La faillite de Koko Networks ébranle les fondements des crédits-carbone internationaux
L'onde de choc provoquée par la cessation d'activité de Koko Networks à Nairobi le 31 janvier s'est propagée bien au-delà des frontières kényanes, atteignant les institutions internationales les plus influentes en matière de climat. Cette entreprise spécialisée dans la distribution de réchauds au bioéthanol était pourtant considérée comme un pilier des mécanismes de compensation carbone.
Un séisme jusqu'à Montréal et Washington
À Montréal, siège de l'Organisation de l'aviation civile internationale (OACI), la nouvelle a semé un doute considérable quant à la fiabilité des systèmes élaborés pour permettre aux grands pollueurs, notamment du secteur aérien, d'effacer une partie de leur dette climatique. Koko Networks représentait en effet l'une des principales sociétés sur lesquelles les compagnies aériennes regroupées au sein de l'OACI comptaient pour s'acquitter de leurs obligations environnementales.
À Washington, les murs de la Banque mondiale ont également tremblé. L'institution financière avait accordé sa première garantie contre le risque politique et de rupture de contrat pour un projet de cette nature, évaluée à 179 millions de dollars (150 millions d'euros). Cette garantie historique concernait directement les activités de Koko Networks, faisant de cette faillite un précédent inquiétant pour les futurs projets climatiques soutenus par la banque.
L'effondrement d'un modèle prometteur
Fondée en 2014, Koko Networks avait développé un réseau impressionnant à travers plusieurs villes kényanes. L'entreprise employait 700 salariés, tous désormais licenciés, et s'appuyait sur un vaste réseau de revendeurs. Son système innovant permettait à 1,5 million de clients d'utiliser 3 000 distributeurs automatiques installés dans des magasins de quartier pour recharger leurs bonbonnes de bioéthanol via une application de paiement mobile.
Le bioéthanol distribué était produit majoritairement à partir de déchets de canne à sucre, représentant ainsi une solution énergétique plus propre pour les ménages kényans. Ce modèle avait attiré le soutien de grands fonds d'investissement, dont celui de Microsoft pour l'innovation climatique, témoignant de la crédibilité initiale du projet.

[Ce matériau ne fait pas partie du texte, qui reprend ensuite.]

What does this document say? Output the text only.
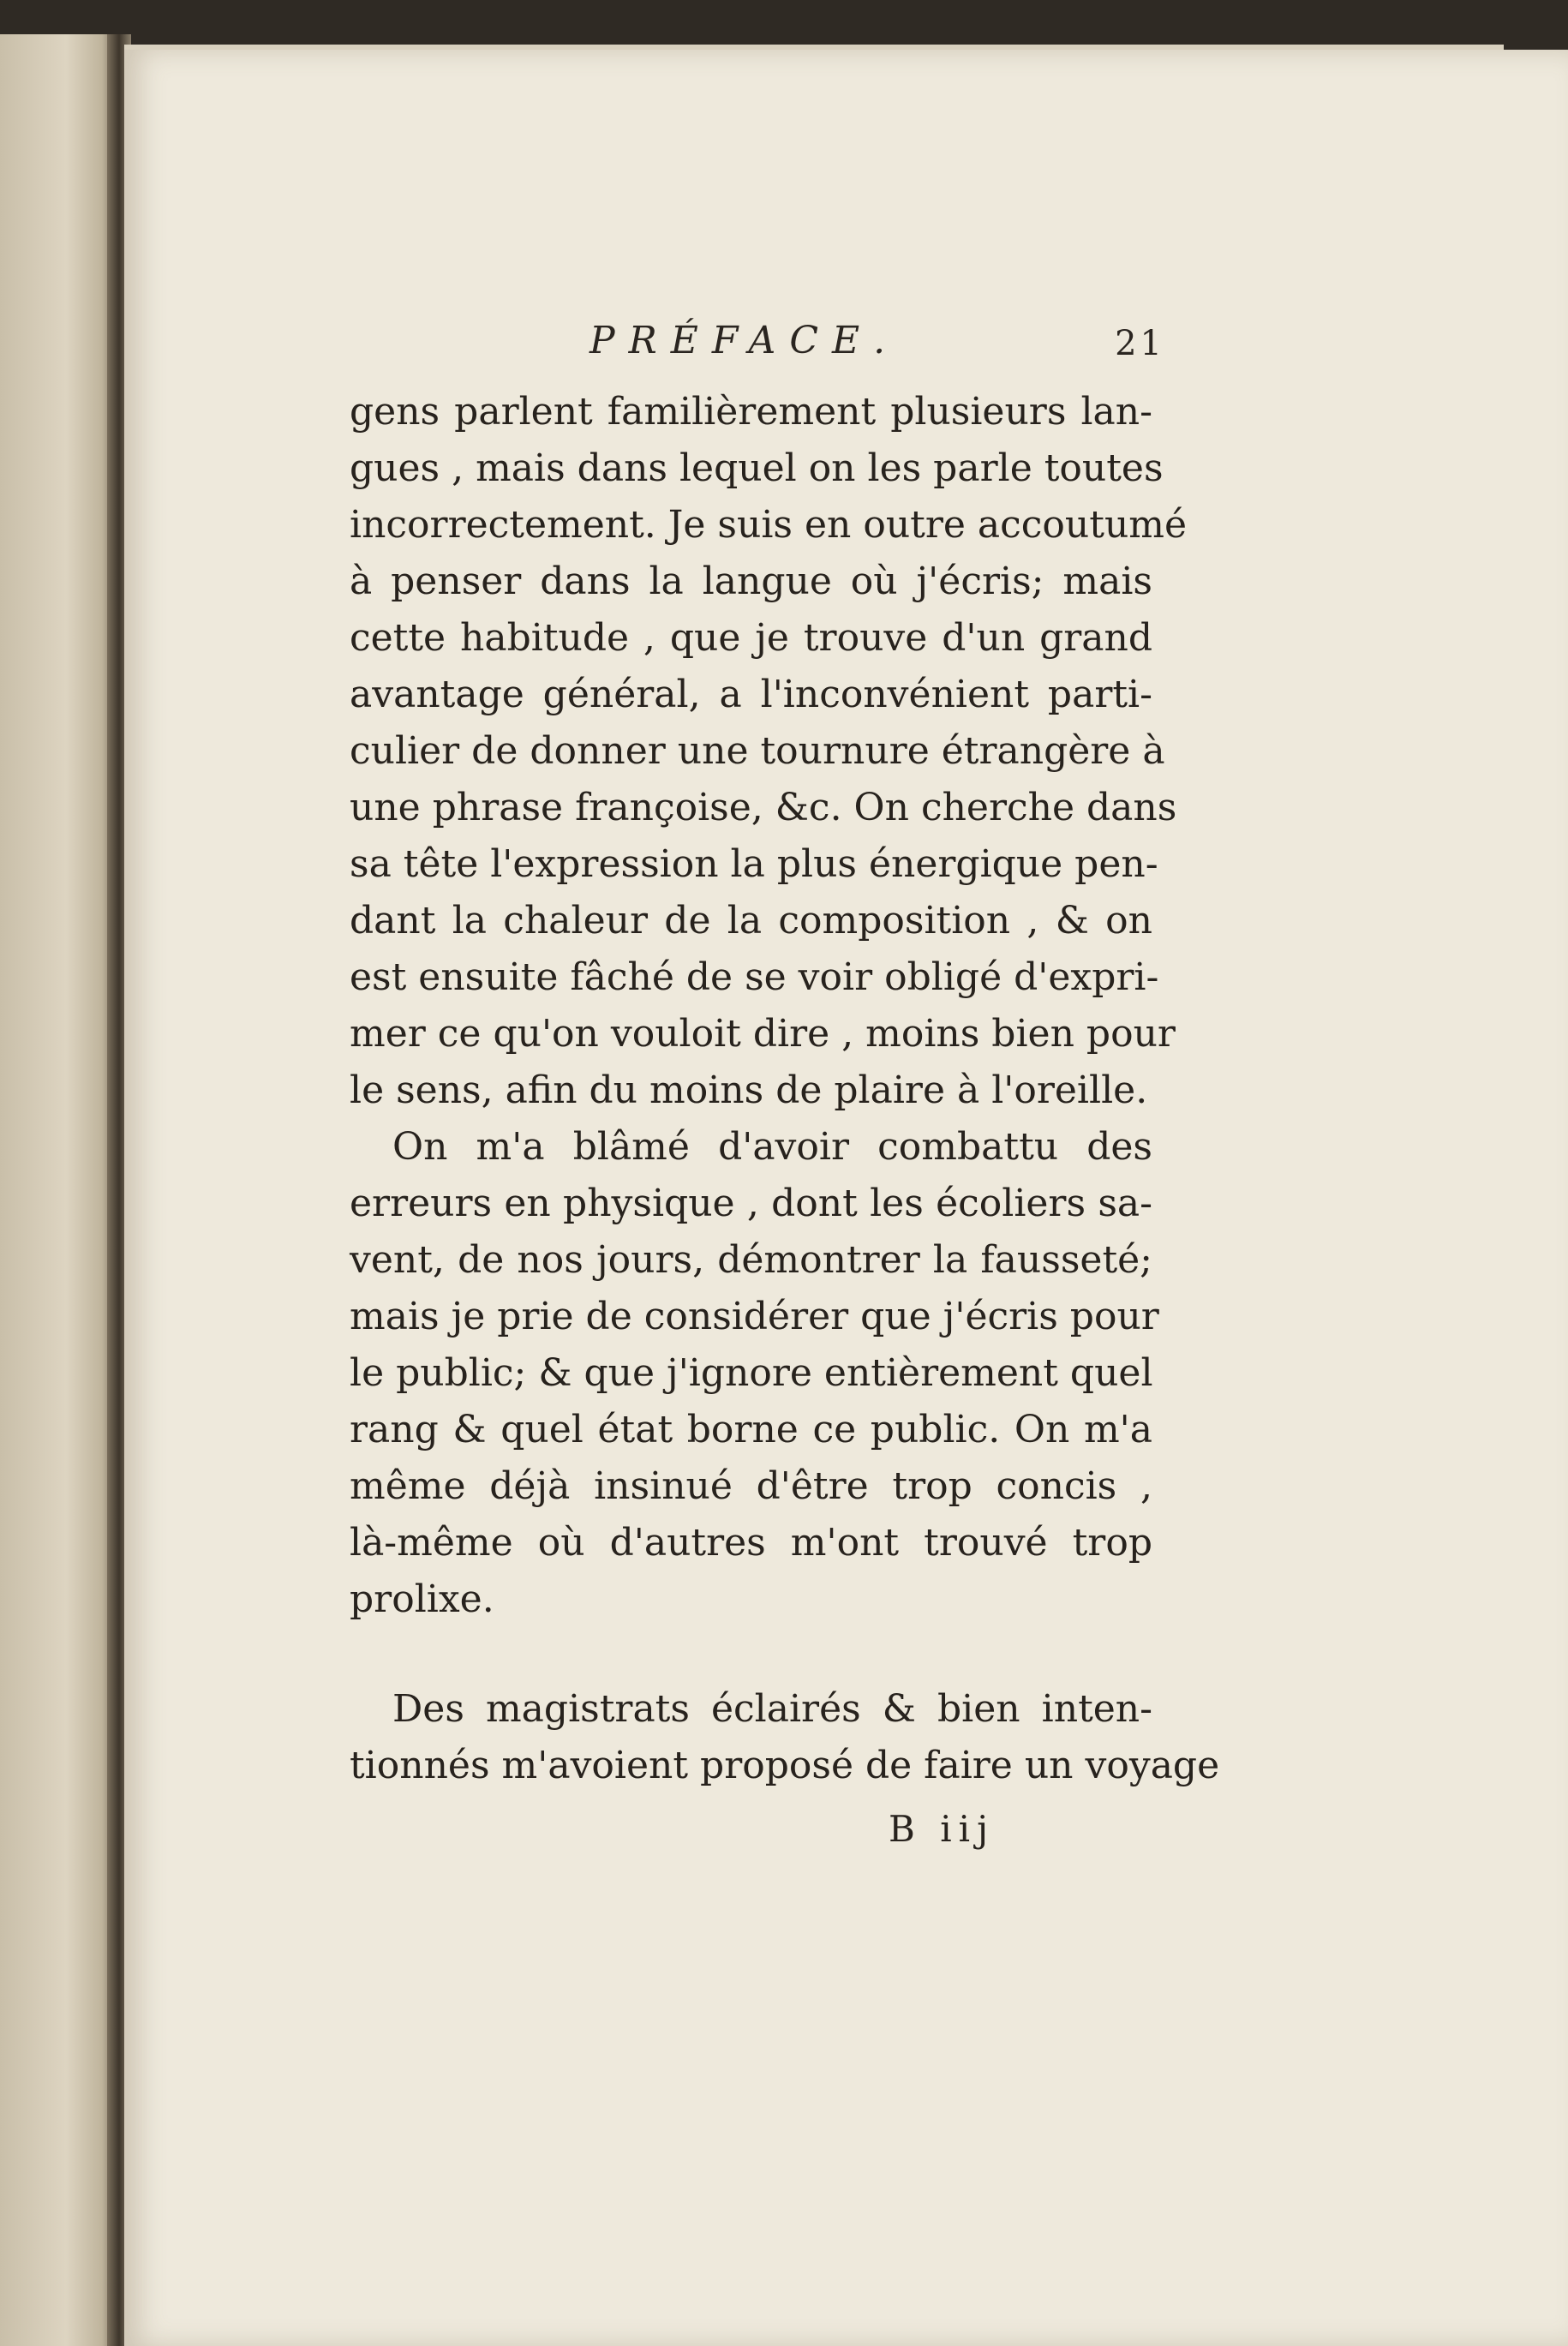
PRÉFACE.	21
gens parlent familièrement plusieurs lan-
gues , mais dans lequel on les parle toutes
incorrectement. Je suis en outre accoutumé
à penser dans la langue où j'écris; mais
cette habitude , que je trouve d'un grand
avantage général, a l'inconvénient parti-
culier de donner une tournure étrangère à
une phrase françoise, &c. On cherche dans
sa tête l'expression la plus énergique pen-
dant la chaleur de la composition , & on
est ensuite fâché de se voir obligé d'expri-
mer ce qu'on vouloit dire , moins bien pour
le sens, afin du moins de plaire à l'oreille.
On m'a blâmé d'avoir combattu des
erreurs en physique , dont les écoliers sa-
vent, de nos jours, démontrer la fausseté;
mais je prie de considérer que j'écris pour
le public; & que j'ignore entièrement quel
rang & quel état borne ce public. On m'a
même déjà insinué d'être trop concis ,
là-même où d'autres m'ont trouvé trop
prolixe.
Des magistrats éclairés & bien inten-
tionnés m'avoient proposé de faire un voyage
B iij
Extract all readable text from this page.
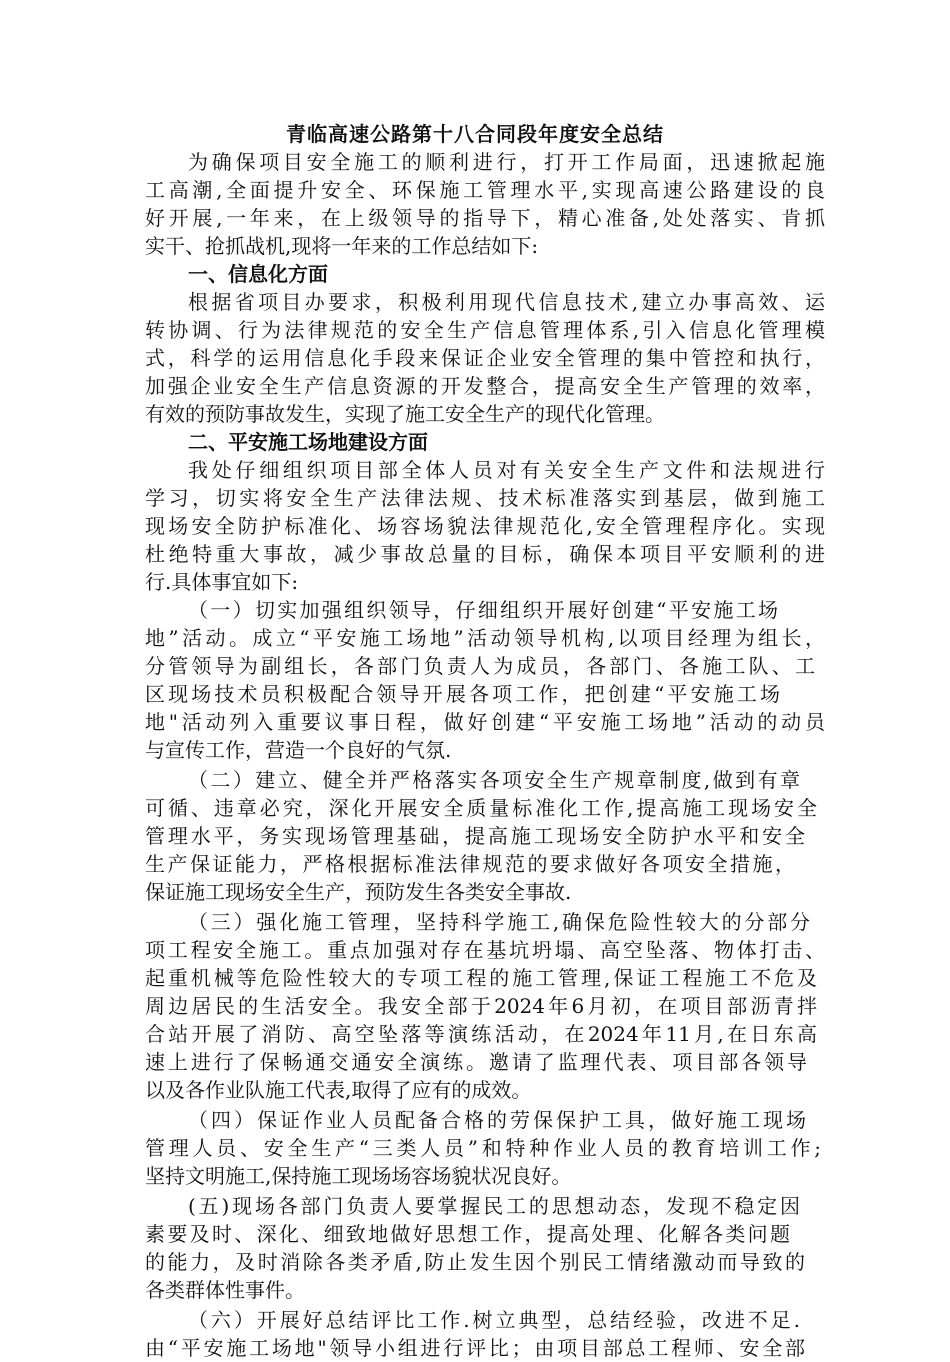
青临高速公路第十八合同段年度安全总结
为确保项目安全施工的顺利进行，打开工作局面，迅速掀起施
工高潮,全面提升安全、环保施工管理水平,实现高速公路建设的良
好开展,一年来，在上级领导的指导下，精心准备,处处落实、肯抓
实干、抢抓战机,现将一年来的工作总结如下:
一、信息化方面
根据省项目办要求，积极利用现代信息技术,建立办事高效、运
转协调、行为法律规范的安全生产信息管理体系,引入信息化管理模
式，科学的运用信息化手段来保证企业安全管理的集中管控和执行，
加强企业安全生产信息资源的开发整合，提高安全生产管理的效率，
有效的预防事故发生，实现了施工安全生产的现代化管理。
二、平安施工场地建设方面
我处仔细组织项目部全体人员对有关安全生产文件和法规进行
学习，切实将安全生产法律法规、技术标准落实到基层，做到施工
现场安全防护标准化、场容场貌法律规范化,安全管理程序化。实现
杜绝特重大事故，减少事故总量的目标，确保本项目平安顺利的进
行.具体事宜如下:
（一）切实加强组织领导，仔细组织开展好创建“平安施工场
地”活动。成立“平安施工场地”活动领导机构,以项目经理为组长，
分管领导为副组长，各部门负责人为成员，各部门、各施工队、工
区现场技术员积极配合领导开展各项工作，把创建“平安施工场
地"活动列入重要议事日程，做好创建“平安施工场地”活动的动员
与宣传工作，营造一个良好的气氛.
（二）建立、健全并严格落实各项安全生产规章制度,做到有章
可循、违章必究，深化开展安全质量标准化工作,提高施工现场安全
管理水平，务实现场管理基础，提高施工现场安全防护水平和安全
生产保证能力，严格根据标准法律规范的要求做好各项安全措施，
保证施工现场安全生产，预防发生各类安全事故.
（三）强化施工管理，坚持科学施工,确保危险性较大的分部分
项工程安全施工。重点加强对存在基坑坍塌、高空坠落、物体打击、
起重机械等危险性较大的专项工程的施工管理,保证工程施工不危及
周边居民的生活安全。我安全部于2024年6月初，在项目部沥青拌
合站开展了消防、高空坠落等演练活动，在2024年11月,在日东高
速上进行了保畅通交通安全演练。邀请了监理代表、项目部各领导
以及各作业队施工代表,取得了应有的成效。
（四）保证作业人员配备合格的劳保保护工具，做好施工现场
管理人员、安全生产“三类人员”和特种作业人员的教育培训工作;
坚持文明施工,保持施工现场场容场貌状况良好。
(五)现场各部门负责人要掌握民工的思想动态，发现不稳定因
素要及时、深化、细致地做好思想工作，提高处理、化解各类问题
的能力，及时消除各类矛盾,防止发生因个别民工情绪激动而导致的
各类群体性事件。
（六）开展好总结评比工作.树立典型，总结经验，改进不足.
由“平安施工场地"领导小组进行评比；由项目部总工程师、安全部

Les conséquences immédiates et les interrogations futures
Depuis le 1er février, la société a été placée sous administration du cabinet international PricewaterhouseCoopers, marquant la fin brutale de ses activités. Cette situation laisse derrière elle non seulement des centaines d'employés sans travail, mais aussi des millions de clients privés d'une source d'énergie alternative.
Cette faillite soulève des questions fondamentales sur la viabilité des mécanismes de compensation carbone qui reposent sur des entreprises privées dans les pays en développement. Les institutions internationales devront maintenant réévaluer leurs critères de sélection et leurs garanties pour éviter que de tels scénarios ne se reproduisent, alors que la pression climatique ne cesse de croître.
L'effondrement de Koko Networks représente ainsi bien plus qu'une simple faillite d'entreprise : c'est un test crucial pour la crédibilité des systèmes internationaux de lutte contre le changement climatique, particulièrement dans le secteur aérien qui compte largement sur ces mécanismes pour atteindre ses objectifs de réduction d'émissions.